1. Être intolérant au gluten, c’est pour la vie… Il faut alors faire une croix sur un régime classique car en ingurgiter peut avoir de graves conséquences. Les personnes intolérantes doivent slalomer entre de nombreux produits de consommation quotidienne tels que les pâtes et certains pains. Le gluten est en effet présent dans le seigle, le froment, l’avoine, le blé, l’épeautre et le blé de Khorasan.

2. En France, seule une personne sur 100 souffre d’une intolérance au gluten, autrement appelée maladie cœliaque. Parmi eux, quatre individus sur cinq sont des malades qui s’ignorent. En effet, seulement 10 à 20% des patients seulement seraient diagnostiqués.

3. Les symptômes d’un intolérant à l’autre varient… Mais dans la plupart des cas, la muqueuse qui compose l’intestin grêle se détériore ce qui, par conséquent, peut engendrer des carences nutritives. Le métabolisme devient alors incapable d’absorber le fer, l’acide folique et le calcium. C’est ensuite que les signes d’alerte peuvent changer d’un individu à l’autre. Ainsi, un adulte peut être atteint de diarrhées et subir une sévère perte de poids, souffrir d’infections buccales et ses os peuvent même gravement se fragiliser. Les femmes peuvent voir leurs menstruations se dérégler voire subir une fausse couche.

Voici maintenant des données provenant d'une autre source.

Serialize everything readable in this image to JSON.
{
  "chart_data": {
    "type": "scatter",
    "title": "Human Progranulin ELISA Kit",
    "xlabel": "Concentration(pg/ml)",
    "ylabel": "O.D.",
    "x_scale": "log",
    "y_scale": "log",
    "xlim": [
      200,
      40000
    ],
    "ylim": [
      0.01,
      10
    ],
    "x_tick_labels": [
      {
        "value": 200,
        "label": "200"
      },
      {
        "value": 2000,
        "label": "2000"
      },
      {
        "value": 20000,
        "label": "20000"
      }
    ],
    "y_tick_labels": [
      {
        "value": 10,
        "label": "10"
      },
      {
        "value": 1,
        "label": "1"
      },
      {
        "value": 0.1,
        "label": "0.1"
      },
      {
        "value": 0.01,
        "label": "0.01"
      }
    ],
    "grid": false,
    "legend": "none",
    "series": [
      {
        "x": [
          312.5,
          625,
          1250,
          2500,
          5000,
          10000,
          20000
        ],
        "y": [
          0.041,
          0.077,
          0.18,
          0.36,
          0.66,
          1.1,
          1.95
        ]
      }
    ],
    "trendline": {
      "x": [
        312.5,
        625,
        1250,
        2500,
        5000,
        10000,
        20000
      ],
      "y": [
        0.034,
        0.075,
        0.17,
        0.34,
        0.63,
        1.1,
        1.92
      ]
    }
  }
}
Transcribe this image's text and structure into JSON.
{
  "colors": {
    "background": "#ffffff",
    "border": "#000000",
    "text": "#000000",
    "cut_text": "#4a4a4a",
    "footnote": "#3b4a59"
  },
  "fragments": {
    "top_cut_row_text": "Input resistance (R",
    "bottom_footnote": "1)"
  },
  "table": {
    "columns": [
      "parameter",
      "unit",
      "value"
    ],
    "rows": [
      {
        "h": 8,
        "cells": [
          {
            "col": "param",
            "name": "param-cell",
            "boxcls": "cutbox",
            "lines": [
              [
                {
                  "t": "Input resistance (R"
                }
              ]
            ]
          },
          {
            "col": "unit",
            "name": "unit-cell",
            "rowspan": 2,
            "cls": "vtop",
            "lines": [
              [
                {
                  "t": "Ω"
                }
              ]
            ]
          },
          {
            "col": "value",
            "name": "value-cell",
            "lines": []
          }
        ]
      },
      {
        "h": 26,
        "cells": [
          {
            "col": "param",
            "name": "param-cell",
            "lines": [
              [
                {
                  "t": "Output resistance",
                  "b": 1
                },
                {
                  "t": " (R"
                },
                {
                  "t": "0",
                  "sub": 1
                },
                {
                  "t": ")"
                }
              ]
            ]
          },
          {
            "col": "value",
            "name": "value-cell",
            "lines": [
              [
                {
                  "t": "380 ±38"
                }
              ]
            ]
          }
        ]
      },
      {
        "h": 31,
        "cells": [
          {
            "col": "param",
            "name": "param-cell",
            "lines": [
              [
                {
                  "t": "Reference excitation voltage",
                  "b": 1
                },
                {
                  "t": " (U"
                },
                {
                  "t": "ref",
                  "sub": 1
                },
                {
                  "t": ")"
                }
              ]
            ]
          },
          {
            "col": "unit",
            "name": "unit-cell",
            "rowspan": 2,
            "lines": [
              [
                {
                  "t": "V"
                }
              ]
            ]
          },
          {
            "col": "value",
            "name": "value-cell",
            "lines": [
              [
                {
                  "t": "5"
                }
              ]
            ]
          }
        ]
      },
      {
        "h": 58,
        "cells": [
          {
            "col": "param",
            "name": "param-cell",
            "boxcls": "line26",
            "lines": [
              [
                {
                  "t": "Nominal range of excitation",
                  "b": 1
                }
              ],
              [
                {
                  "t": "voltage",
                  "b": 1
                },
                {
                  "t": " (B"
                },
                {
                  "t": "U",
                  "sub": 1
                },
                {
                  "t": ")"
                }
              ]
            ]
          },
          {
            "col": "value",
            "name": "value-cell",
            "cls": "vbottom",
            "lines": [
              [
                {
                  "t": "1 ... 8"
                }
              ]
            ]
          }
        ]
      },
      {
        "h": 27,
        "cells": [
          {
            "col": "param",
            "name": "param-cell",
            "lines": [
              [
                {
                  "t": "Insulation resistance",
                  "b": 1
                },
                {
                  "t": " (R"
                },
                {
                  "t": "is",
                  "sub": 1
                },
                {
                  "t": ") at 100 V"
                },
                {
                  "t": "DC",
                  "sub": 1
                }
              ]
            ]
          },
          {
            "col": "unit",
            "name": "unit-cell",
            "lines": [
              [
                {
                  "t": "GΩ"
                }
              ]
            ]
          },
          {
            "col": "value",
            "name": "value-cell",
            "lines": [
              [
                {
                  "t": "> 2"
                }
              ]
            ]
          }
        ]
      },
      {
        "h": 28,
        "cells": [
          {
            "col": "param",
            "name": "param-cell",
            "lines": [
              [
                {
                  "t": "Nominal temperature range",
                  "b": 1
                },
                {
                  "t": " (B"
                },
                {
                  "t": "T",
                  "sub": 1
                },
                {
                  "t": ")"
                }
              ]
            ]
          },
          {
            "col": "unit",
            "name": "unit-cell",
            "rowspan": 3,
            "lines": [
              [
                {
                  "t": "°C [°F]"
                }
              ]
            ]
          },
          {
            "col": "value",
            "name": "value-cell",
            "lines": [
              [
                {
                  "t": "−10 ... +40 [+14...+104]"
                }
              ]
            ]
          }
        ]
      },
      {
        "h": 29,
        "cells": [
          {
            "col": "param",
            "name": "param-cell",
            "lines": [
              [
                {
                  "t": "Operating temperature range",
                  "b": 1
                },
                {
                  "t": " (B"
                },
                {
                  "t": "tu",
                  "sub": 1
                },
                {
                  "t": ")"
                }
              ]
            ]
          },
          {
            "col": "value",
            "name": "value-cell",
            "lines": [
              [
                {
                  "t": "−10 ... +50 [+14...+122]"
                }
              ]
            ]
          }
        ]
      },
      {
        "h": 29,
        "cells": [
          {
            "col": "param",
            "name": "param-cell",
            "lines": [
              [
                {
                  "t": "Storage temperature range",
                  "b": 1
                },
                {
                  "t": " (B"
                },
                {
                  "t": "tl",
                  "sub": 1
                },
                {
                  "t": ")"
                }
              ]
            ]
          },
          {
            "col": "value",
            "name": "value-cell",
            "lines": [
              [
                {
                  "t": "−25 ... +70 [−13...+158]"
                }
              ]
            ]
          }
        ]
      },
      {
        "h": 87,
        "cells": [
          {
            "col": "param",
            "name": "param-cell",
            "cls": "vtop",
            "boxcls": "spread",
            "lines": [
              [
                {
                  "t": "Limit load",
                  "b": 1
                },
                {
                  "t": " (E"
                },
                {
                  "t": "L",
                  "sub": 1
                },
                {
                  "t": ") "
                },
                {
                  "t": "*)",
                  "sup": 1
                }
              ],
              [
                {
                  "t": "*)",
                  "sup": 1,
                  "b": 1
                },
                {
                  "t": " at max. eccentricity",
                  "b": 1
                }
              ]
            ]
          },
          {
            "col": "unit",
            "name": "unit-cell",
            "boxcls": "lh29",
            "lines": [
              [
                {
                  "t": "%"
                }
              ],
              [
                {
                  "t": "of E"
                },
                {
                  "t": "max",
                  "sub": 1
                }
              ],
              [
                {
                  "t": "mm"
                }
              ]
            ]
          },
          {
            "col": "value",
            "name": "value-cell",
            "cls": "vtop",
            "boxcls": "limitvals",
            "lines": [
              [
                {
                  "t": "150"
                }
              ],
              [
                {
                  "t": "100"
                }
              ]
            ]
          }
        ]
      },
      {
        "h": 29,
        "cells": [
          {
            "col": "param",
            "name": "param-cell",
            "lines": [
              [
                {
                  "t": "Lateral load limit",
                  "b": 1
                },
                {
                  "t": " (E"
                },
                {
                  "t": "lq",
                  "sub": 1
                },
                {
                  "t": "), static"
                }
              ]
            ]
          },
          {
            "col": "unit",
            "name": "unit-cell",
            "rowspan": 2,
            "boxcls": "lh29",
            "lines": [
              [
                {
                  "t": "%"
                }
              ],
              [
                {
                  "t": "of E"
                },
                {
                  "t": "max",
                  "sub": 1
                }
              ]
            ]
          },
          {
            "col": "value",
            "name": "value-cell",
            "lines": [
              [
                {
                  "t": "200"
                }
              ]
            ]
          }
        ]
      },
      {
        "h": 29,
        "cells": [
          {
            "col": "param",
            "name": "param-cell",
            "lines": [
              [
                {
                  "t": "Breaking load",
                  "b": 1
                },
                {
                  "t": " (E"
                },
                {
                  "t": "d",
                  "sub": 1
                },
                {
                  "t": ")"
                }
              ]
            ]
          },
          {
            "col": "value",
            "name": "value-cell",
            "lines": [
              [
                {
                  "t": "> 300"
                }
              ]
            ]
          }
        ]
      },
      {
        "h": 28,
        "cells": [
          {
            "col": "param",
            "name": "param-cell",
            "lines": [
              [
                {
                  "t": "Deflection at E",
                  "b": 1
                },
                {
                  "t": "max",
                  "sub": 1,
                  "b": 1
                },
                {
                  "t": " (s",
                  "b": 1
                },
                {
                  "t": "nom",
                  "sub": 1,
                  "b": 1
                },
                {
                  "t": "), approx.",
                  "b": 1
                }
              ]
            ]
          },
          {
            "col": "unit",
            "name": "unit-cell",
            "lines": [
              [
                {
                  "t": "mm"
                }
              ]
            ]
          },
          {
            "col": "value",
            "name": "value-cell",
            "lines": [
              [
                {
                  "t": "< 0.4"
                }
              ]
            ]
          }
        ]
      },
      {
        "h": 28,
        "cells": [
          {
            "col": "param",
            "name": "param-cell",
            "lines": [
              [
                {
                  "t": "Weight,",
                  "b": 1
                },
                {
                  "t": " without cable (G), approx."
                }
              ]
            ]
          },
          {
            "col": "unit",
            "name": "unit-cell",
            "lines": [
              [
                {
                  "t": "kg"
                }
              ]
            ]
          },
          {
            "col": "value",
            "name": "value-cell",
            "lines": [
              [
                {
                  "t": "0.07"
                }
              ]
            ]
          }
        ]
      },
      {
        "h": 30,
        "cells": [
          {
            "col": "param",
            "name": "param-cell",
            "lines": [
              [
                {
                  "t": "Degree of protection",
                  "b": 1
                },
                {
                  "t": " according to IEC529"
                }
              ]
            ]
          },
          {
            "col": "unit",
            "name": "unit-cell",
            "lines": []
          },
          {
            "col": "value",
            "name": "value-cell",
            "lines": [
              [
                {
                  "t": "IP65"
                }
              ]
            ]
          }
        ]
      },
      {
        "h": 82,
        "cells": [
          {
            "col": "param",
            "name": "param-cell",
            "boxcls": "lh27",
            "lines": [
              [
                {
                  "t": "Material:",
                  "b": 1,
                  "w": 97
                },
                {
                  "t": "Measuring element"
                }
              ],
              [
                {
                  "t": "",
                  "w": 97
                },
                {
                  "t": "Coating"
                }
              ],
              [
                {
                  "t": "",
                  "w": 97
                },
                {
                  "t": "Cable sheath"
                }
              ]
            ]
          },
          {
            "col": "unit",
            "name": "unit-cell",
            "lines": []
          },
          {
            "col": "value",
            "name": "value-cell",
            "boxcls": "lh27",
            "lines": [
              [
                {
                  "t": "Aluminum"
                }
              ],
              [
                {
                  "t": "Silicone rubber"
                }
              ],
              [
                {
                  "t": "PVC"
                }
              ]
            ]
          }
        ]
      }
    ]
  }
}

4. Une simple prise de sang peut mettre un terme au doute. Cependant, un individu peut avoir une forte sensibilité au gluten sans que cela soit détectable pour autant : les symptômes sont du même ordre que les intolérants mais nettement plus légers. Pour ces personnes aussi, un régime adapté s’impose.

5. Il n’existe aucun traitement à l’heure actuelle, mais une solution efficace : se soumettre à un régime bien adapté. Une fois chose faite, les symptômes digestifs disparaissent en deux à trois mois. Cependant les parois de l’intestin grêle, utiles à l’absorption des éléments nutritifs, retrouvent leur état normal au bout d’un an ou deux seulement.